Aku celingukan... Ohhh... #Tepokjidat
Si Unyu dan Ami baru datang. Unyu yang bawa motor takut ketinggian.
Ia tak berani turun ke parkiran basement. Padahal kan parkir motornya harus disini...
“Udah nyuuuuuuuu....nekat aja..rem yang kuat..pelan-pelaannn...” aku ganti
teriak, memasang muka meyakinkan agar ia berani bawa motor sendiri. Akhirnya ia
berani turun, meski harus menguji kesabaran antrian motor di belakangnya, mau
parkir juga -_-.
Kami naik bersama, sampai di ruang tunggu, rombongan cowok
memanggil kami. Oh ya, sore ini kami akan mengunjungi si Reni yang kecelakaan
tadi pagi. Kabarnya sih ditabrak motor waktu menyeberang jalan, anak SMP. Pas di
depan kampus, mau berangkat kuliah. Sore ini kami bermaksud menjenguk,
sekaligus memastikan kondisinya.
Setelah tanya kesana kemari, sampailah kami di ruang rawat (ini rombongan
cowok yang datang duluan ngga ada inisiatif buat nanya ruangan sejak tadi,
mengulur waktu saja, #Kesal lagi). Ruang J ada jauh diujung selatan Rumah sakit
ini. Untunglah, tak salah kamar. Engga percuma nyegat pak dokter buat nanya
jalan tadi.
“Assalamu’alaikum....” aku setengah berbisik masuk diikuti
kawan-kawan. Ternyata sudah ada Icha disana, teman sekelas kami juga. Reni
berbaring, tak sedikitpun bergerak. Tapi ia bisa menjawab salam kami.
Aku mendekat, menyalami, menanyakan kondisinya. Ia ditabrak saat menyeberang. Si pengendara masih SMP dan orang tuanya sudah datang untuk bertanggung jawab. kondisinya cukup parah, tulang betis kanan patah. maka harus di gips untuk beberapa minggu kedepan, ia akan sulit berjalan setidaknya beberapa bulan.
Dalam hati,
sebentar...ada yang aneh.
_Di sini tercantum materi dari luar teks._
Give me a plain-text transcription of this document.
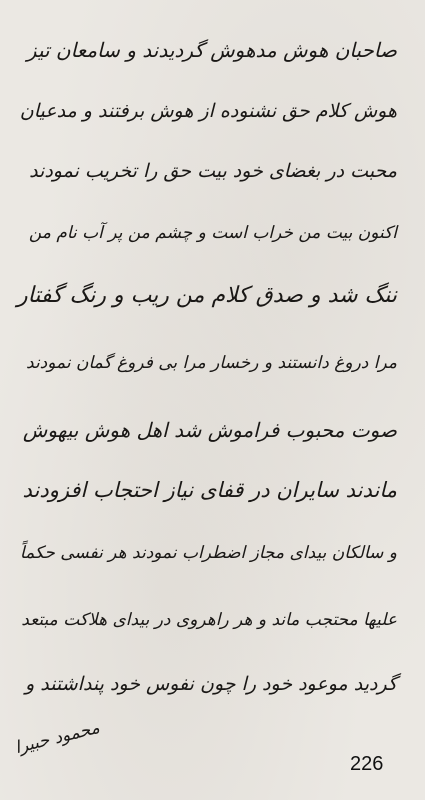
صاحبان هوش مدهوش گردیدند و سامعان تیز
هوش کلام حق نشنوده از هوش برفتند و مدعیان
محبت در بغضای خود بیت حق را تخریب نمودند
اکنون بیت من خراب است و چشم من پر آب نام من
ننگ شد و صدق کلام من ریب و رنگ گفتار
مرا دروغ دانستند و رخسار مرا بی فروغ گمان نمودند
صوت محبوب فراموش شد اهل هوش بیهوش
ماندند سایران در قفای نیاز احتجاب افزودند
و سالکان بیدای مجاز اضطراب نمودند هر نفسی حکماً
علیها محتجب ماند و هر راهروی در بیدای هلاکت مبتعد
گردید موعود خود را چون نفوس خود پنداشتند و
محمود حبیرا
226
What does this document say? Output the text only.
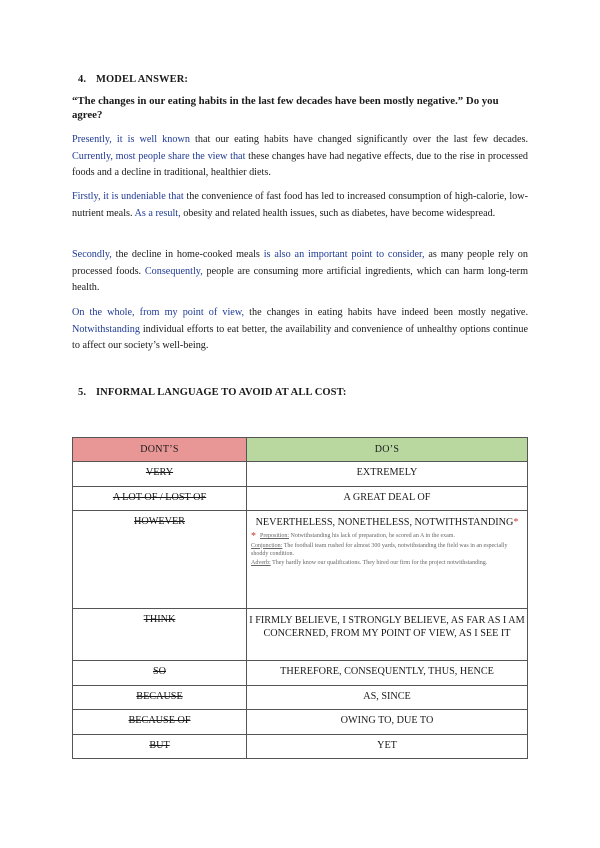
4. MODEL ANSWER:
“The changes in our eating habits in the last few decades have been mostly negative.” Do you agree?

Presently, it is well known that our eating habits have changed significantly over the last few decades. Currently, most people share the view that these changes have had negative effects, due to the rise in processed foods and a decline in traditional, healthier diets.

Firstly, it is undeniable that the convenience of fast food has led to increased consumption of high-calorie, low-nutrient meals. As a result, obesity and related health issues, such as diabetes, have become widespread.

Secondly, the decline in home-cooked meals is also an important point to consider, as many people rely on processed foods. Consequently, people are consuming more artificial ingredients, which can harm long-term health.

On the whole, from my point of view, the changes in eating habits have indeed been mostly negative. Notwithstanding individual efforts to eat better, the availability and convenience of unhealthy options continue to affect our society’s well-being.

5. INFORMAL LANGUAGE TO AVOID AT ALL COST:
DONT’S	DO’S
VERY	EXTREMELY
A LOT OF / LOST OF	A GREAT DEAL OF
HOWEVER	NEVERTHELESS, NONETHELESS, NOTWITHSTANDING*
* Preposition: Notwithstanding his lack of preparation, he scored an A in the exam.
Conjunction: The football team rushed for almost 300 yards, notwithstanding the field was in an especially shoddy condition.
Adverb: They hardly know our qualifications. They hired our firm for the project notwithstanding.

THINK	I FIRMLY BELIEVE, I STRONGLY BELIEVE, AS FAR AS I AM CONCERNED, FROM MY POINT OF VIEW, AS I SEE IT
SO	THEREFORE, CONSEQUENTLY, THUS, HENCE
BECAUSE	AS, SINCE
BECAUSE OF	OWING TO, DUE TO
BUT	YET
Rombongan cowok yang tadi di belakang mau masuk juga,
kan pengen tau ya.. Ohhh,, Reni ngga pakai kerudung, aku tolah toleh. Mana pakai baju lengan pendek pula. Duhh... sekujur
tubuhnya ditutup selimut.
Tapi bagian atasnya?
Oh Allah, apa yang harus kulakukan? Menegurnya? Kuambil kerudung di
meja, minta tolong Icha untuk menutupkan di kepala Reni sekedarnya, sesaat
sebelum rombongan cowok masuk.
Tapi tak lama, kepalanya gerak kesana kemari, otomatis “kerudung
sekedarnya” tadi lepas juga. Tapi sang empunya kepala santai saja. Duh, aku
mengeluh dalam hati.
Mei yang berdiri sebelahku berbisik, “Mbak, itu
kerudungnya.....”
“Iya, tapi dianya santai aja, kita mesti gimana?” aku balik
bertanya.
Allah, maafkan aku...
Saat hatiku sendu, kelu tuk sekedar bersapa semu
Aku tau fitrahku
Aku tau kewajibanku...
Tapi kini aku tak mampu
Menegurnya sebagai saudara seiman.. sebagai seindah-indah perhiasan
dunia
Maafkan aku.. karena hadirku tak menjadi perantara cahaya
Karena luputku auratnya tetap terbuka...
Maafkan aku
Ukhtiku sayang... andai saja kau tahu, bahwa kehormatan bukan sekedar
mahkota yang harus kau jaga. Andai kau tahu, aurat itu harus kau tutup dari
fitnah dunia. Andai kau tau, kau lebih cantik jika terbalut indah dalam hijab
yang juga menahan pandangan nafsu dunia...
Andai... kau tau ukhti.. aku menyayangimu karenaNya.
Tak cukup nyaliku menegur karena tak ingin kau terluka. Tapi doaku
tak terbatas masa, semoga Allah berkenan menunjukkan padamu jalan cahaya. Mungkin
bukan sekarang, mungkin bukan denganku, tapi semoga Allah selalu menyayangimu.
Maafkan
aku, yang hanya bisa menjagamu dalam doaku.